I’m sitting in a little joint on Second Avenue near 11th Street, trying to do a little work and savor the warm mid-afternoon air. But I can’t. I have to pack up and leave. A group of hysterical shriekers sat down about ten or twelve minutes ago — okay, a shrieking man and a cackling woman accompanied by two hee-hee-ers — and all I want to do is see one of them choke to death on a piece of ham. Or…you know, be garroted by one of the waiters.

It has to be said again because this trend isn’t ebbing — it’s getting worse. There’s nothing quite as awful to me (and others, I presume) as people who laugh like drunken coyotes or wild orgasm dogs in restaurants. The key component in any display of obnoxious public behavior is being utterly oblivious to the possibility that you might be offending others. Clearly such a thought hasn’t occured to the gang sitting next to me now. It’s almost as if they’re getting off in some Marquis de Sade-ish way by bludgeoning people with their hideous gaiety.
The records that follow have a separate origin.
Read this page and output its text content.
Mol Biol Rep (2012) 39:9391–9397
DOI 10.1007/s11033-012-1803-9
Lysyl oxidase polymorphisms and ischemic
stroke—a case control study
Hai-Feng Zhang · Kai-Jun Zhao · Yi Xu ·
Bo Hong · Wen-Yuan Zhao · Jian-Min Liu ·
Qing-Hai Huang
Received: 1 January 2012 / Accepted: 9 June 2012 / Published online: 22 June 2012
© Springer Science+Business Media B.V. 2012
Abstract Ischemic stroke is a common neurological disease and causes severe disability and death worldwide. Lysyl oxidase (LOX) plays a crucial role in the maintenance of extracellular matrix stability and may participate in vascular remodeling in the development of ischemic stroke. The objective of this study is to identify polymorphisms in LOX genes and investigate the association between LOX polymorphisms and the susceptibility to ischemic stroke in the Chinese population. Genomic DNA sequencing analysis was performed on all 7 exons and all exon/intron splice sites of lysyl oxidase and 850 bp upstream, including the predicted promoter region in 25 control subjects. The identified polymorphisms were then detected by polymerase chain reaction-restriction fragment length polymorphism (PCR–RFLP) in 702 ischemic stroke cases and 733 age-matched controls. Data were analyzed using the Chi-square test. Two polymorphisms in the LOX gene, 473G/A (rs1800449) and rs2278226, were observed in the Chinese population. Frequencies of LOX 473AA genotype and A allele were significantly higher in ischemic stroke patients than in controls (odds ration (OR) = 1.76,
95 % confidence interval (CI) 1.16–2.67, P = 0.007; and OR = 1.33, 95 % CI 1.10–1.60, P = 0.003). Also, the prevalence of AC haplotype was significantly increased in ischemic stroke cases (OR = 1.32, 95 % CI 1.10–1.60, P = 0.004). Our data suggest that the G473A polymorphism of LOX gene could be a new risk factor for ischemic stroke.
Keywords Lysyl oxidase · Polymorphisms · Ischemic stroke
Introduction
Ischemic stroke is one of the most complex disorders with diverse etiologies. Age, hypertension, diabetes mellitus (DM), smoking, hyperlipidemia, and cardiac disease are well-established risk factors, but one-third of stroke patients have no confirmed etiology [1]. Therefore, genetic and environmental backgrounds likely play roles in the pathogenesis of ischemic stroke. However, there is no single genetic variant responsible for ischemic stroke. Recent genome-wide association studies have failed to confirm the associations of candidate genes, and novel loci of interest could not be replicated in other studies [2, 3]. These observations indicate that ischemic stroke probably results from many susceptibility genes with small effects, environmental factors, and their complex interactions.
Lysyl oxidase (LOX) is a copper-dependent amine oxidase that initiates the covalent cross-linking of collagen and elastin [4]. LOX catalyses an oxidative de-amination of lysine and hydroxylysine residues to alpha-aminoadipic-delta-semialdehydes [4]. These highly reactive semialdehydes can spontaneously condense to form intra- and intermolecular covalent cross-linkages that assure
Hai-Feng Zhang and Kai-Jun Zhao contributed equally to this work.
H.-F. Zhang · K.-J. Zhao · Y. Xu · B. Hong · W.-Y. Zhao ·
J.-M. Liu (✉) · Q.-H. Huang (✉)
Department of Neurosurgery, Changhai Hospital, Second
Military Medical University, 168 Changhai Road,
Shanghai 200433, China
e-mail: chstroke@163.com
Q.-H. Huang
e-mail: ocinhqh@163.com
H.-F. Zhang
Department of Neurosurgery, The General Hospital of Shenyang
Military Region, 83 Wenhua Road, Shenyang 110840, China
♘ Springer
I for one have never made other people miserable by laughing loudly — not once. I have never howled or shrieked or thrown my head back and made the paint chip and flake off the wall from my ecstatic gales. And if I’m with a large group that is starting to get louder and louder so as to cause discomfort in others, I’ll politely excuse myself.

My dream job if I wasn’t writing this column would be to join a secret government group modelled on the East German Stasi. Our whole thing would be to go from restaurant to restaurant and surreptitiously video-record offensive shriekers, and then get their info and get into their lives and their tax records and proceed to make them so miserable that they’d be willing to fink on others. And that’s when the fun would start.